Но в преподавании царила рутина. Девушки это в полной мере осознали, конечно, только потом, когда при содействии Дмитрия Ивановича окунулись в поток молодого русского реалистического искусства. Профессора обходили учеников и делали замечания: «У вас, на рисунке, извольте видеть, глаз мал, подбородок длинен, нос не на месте». «Но научить смотреть на натуру не умели». Все художественное воспитание учеников ограничивалось срисовыванием гипсовых слепков классических статуй и исполнением этюдов на сюжеты древней истории. Тема первого самостоятельного этюда, который получила Анна Ивановна, была такова: «Клеопатра, едущая к Антонию по Нилу». В. П. Верещагин, который вел класс этюдов, получив работы Анны Ивановны, начертал поперек Клеопатры: «Сделать еще раз». Ей не посчастливилось: он вошел в копировальную как раз в тот момент, когда Анна Ивановна восседала в профессорском кресле, а ее друзья, в четыре руки, доканчивали за нее этюд.

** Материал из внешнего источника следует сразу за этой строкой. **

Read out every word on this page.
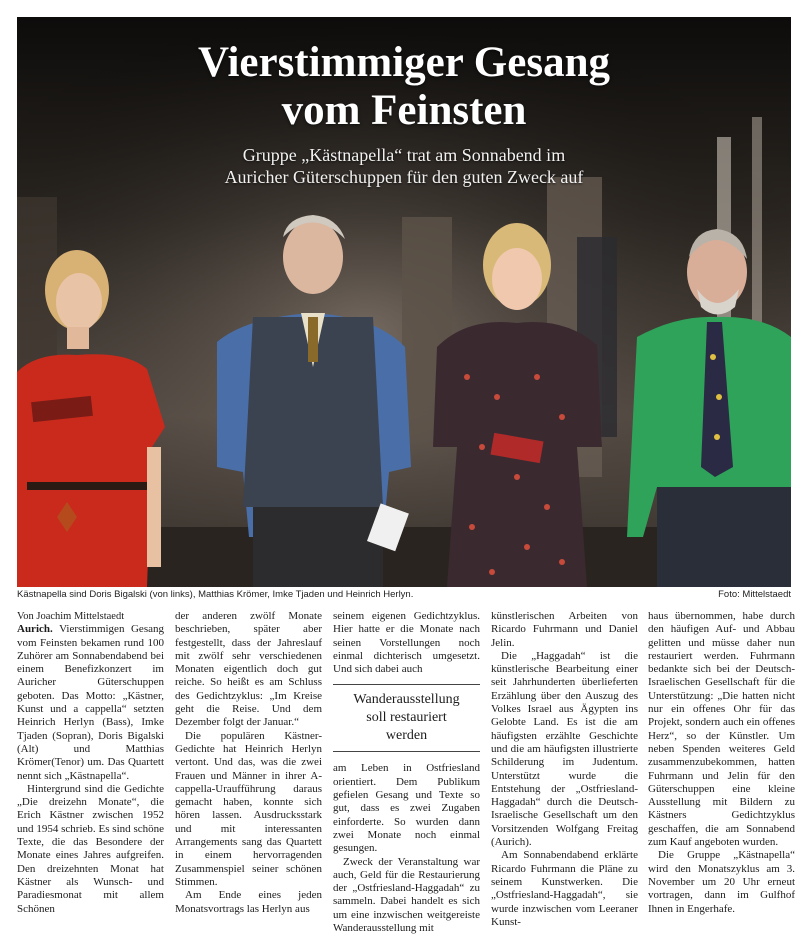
Vierstimmiger Gesang
vom Feinsten
Gruppe „Kästnapella“ trat am Sonnabend im
Auricher Güterschuppen für den guten Zweck auf
Kästnapella sind Doris Bigalski (von links), Matthias Krömer, Imke Tjaden und Heinrich Herlyn.	Foto: Mittelstaedt

Von Joachim Mittelstaedt

Aurich. Vierstimmigen Gesang vom Feinsten bekamen rund 100 Zuhörer am Sonnabendabend bei einem Benefizkonzert im Auricher Güterschuppen geboten. Das Motto: „Kästner, Kunst und a cappella“ setzten Heinrich Herlyn (Bass), Imke Tjaden (Sopran), Doris Bigalski (Alt) und Matthias Krömer(Tenor) um. Das Quartett nennt sich „Kästnapella“.

Hintergrund sind die Gedichte „Die dreizehn Monate“, die Erich Kästner zwischen 1952 und 1954 schrieb. Es sind schöne Texte, die das Besondere der Monate eines Jahres aufgreifen. Den dreizehnten Monat hat Kästner als Wunsch- und Paradiesmonat mit allem Schönen

der anderen zwölf Monate beschrieben, später aber festgestellt, dass der Jahreslauf mit zwölf sehr verschiedenen Monaten eigentlich doch gut reiche. So heißt es am Schluss des Gedichtzyklus: „Im Kreise geht die Reise. Und dem Dezember folgt der Januar.“

Die populären Kästner-Gedichte hat Heinrich Herlyn vertont. Und das, was die zwei Frauen und Männer in ihrer A-cappella-Uraufführung daraus gemacht haben, konnte sich hören lassen. Ausdrucksstark und mit interessanten Arrangements sang das Quartett in einem hervorragenden Zusammenspiel seiner schönen Stimmen.

Am Ende eines jeden Monatsvortrags las Herlyn aus

seinem eigenen Gedichtzyklus. Hier hatte er die Monate nach seinen Vorstellungen noch einmal dichterisch umgesetzt. Und sich dabei auch

Wanderausstellung
soll restauriert
werden

am Leben in Ostfriesland orientiert. Dem Publikum gefielen Gesang und Texte so gut, dass es zwei Zugaben einforderte. So wurden dann zwei Monate noch einmal gesungen.

Zweck der Veranstaltung war auch, Geld für die Restaurierung der „Ostfriesland-Haggadah“ zu sammeln. Dabei handelt es sich um eine inzwischen weitgereiste Wanderausstellung mit

künstlerischen Arbeiten von Ricardo Fuhrmann und Daniel Jelin.

Die „Haggadah“ ist die künstlerische Bearbeitung einer seit Jahrhunderten überlieferten Erzählung über den Auszug des Volkes Israel aus Ägypten ins Gelobte Land. Es ist die am häufigsten erzählte Geschichte und die am häufigsten illustrierte Schilderung im Judentum. Unterstützt wurde die Entstehung der „Ostfriesland-Haggadah“ durch die Deutsch-Israelische Gesellschaft um den Vorsitzenden Wolfgang Freitag (Aurich).

Am Sonnabendabend erklärte Ricardo Fuhrmann die Pläne zu seinem Kunstwerken. Die „Ostfriesland-Haggadah“, sie wurde inzwischen vom Leeraner Kunst-

haus übernommen, habe durch den häufigen Auf- und Abbau gelitten und müsse daher nun restauriert werden. Fuhrmann bedankte sich bei der Deutsch-Israelischen Gesellschaft für die Unterstützung: „Die hatten nicht nur ein offenes Ohr für das Projekt, sondern auch ein offenes Herz“, so der Künstler. Um neben Spenden weiteres Geld zusammenzubekommen, hatten Fuhrmann und Jelin für den Güterschuppen eine kleine Ausstellung mit Bildern zu Kästners Gedichtzyklus geschaffen, die am Sonnabend zum Kauf angeboten wurden.

Die Gruppe „Kästnapella“ wird den Monatszyklus am 3. November um 20 Uhr erneut vortragen, dann im Gulfhof Ihnen in Engerhafe.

В семье Капустиных, в разговорах, чаще всего поминалось одно имя: с благодарностью, с восхищением, с преклонением, с гордостью, с надеждой. Это было имя Дмитрия Ивановича Менделеева.

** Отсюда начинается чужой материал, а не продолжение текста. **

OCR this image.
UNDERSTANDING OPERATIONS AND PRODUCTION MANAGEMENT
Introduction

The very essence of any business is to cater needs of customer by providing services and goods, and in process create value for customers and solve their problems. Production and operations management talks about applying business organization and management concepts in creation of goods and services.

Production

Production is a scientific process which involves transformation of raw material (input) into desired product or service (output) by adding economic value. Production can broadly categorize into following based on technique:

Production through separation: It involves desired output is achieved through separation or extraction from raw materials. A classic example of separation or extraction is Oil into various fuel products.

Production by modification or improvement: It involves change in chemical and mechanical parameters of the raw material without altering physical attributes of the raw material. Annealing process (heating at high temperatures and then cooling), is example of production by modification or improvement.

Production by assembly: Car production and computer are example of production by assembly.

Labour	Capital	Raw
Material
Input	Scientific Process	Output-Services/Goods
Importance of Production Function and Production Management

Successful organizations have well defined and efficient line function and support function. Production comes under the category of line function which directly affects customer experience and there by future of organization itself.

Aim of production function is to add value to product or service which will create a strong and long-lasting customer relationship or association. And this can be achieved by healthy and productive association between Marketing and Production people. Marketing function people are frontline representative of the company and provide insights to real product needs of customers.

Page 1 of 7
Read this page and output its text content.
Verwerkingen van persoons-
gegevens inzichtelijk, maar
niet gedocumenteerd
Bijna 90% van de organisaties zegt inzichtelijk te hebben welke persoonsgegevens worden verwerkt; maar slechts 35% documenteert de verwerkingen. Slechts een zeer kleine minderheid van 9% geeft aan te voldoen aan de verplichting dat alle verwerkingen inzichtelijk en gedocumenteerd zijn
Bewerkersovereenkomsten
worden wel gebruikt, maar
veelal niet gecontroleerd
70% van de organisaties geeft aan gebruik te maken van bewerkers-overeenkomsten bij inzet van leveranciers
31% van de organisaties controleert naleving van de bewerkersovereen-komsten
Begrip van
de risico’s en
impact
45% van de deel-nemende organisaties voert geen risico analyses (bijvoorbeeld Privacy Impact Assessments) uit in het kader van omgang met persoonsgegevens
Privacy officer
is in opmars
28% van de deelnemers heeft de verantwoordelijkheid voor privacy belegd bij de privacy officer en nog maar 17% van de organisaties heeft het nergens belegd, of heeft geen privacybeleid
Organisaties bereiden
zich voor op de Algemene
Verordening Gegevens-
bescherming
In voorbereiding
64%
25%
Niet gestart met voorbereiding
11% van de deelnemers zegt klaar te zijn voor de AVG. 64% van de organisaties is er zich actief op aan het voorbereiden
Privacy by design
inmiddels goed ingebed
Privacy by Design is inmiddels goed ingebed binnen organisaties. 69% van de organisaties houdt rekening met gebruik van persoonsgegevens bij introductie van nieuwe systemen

Анна Ивановна впервые увидела его на университетском акте. Он немного опоздал и появился уже тогда, когда все остальные профессора заняли свои места. Он появился среди лысин, тщательно расчесанных бакенбард, орденских лент простой, скромный, одухотворенный и стремительный. «Он шел скоро, всей фигурой вперед, как бы рассекая волны», – вспоминала она потом свое первое впечатление. «Неужели это ваш дядя?»-наивно спросила она Надю Капустину. Надя ответила: «Да». Девушка смотрела на него и удивлялась, как у него могут быть такие обычные племянники – как у всех… Художественное воображение подсказывало ей образ, который остался в ее воспоминаниях: «олень, вбежавший в домашнее стадо».
В апреле 1877 года Капустины переехали в квартиру Дмитрия Ивановича. Она была устроена так, что он мог на семейной половине и не показываться. Из его комнат был ход через кабинет в лабораторию и другие помещения университета.
По воскресеньям Дмитрий Иванович присутствовал на обеде за общим столом. «Я сидела все время молча, испытывая какой-то страх и непреодолимое смущение», – так рассказывала Анна Ивановна про свою вторую встречу с человеком, которого она уже готова была полюбить.
Вечером она обычно играла на рояле. Однажды порывисто отворилась дверь, Дмитрий Иванович остановился на пороге, хотел что-то сказать, не сказал ничего и ушел к себе. Анна Ивановна тихонько закрыла крышку рояля и тоже убежала.
Она не прикасалась к роялю несколько дней. Екатерина Ивановна заметила это и усмехнулась: «Поиграйте, матушка, поиграйте, у него нынче экзамены, может быть, добрее будет…»
Постепенно лед таял. Дмитрий Иванович появлялся по вечерам.
Обычно он приходил с шахматами. Ему составляли партию либо старшие мальчики Капустины, либо Анна Ивановна.
Однажды они остались за шахматами одни. Она задумалась над очередным ходом и унеслась мыслями далеко от клетчатого поля с двухцветными фигурками на нем. Ее вернуло в комнату ощущение воцарившейся глубокой тишины. Она взглянула на Дмитрия Ивановича и окаменела: он сидел, закрыв лицо руками.
Никогда, – сказал он вдруг тихо, как бы про себя, – никогда я так не чувствовал своего одиночества.
Он смотрел на нее широко открытыми глазами, словно впервые что-то поняв или разглядев в ней, и неожиданно, с огромной нежностью, произнес:
Простите, я не должен вас смущать…
И, как всегда быстро, он поднялся, рассыпал шахматы и вышел из комнаты.
Больше он у Капустиных не показывался. Почувствовав тревогу, Екатерина Ивановна переехала на маленькую квартирку, которую сняла неподалеку. Но, рассказывая об этом бегстве в своих воспоминаниях, Анна Ивановна вспоминала изречение Рабиндраната Тагора: «Можно ли бороться с урага- ном? Может ли река противиться морскому приливу?»
Никакое бегство помочь уже не могло.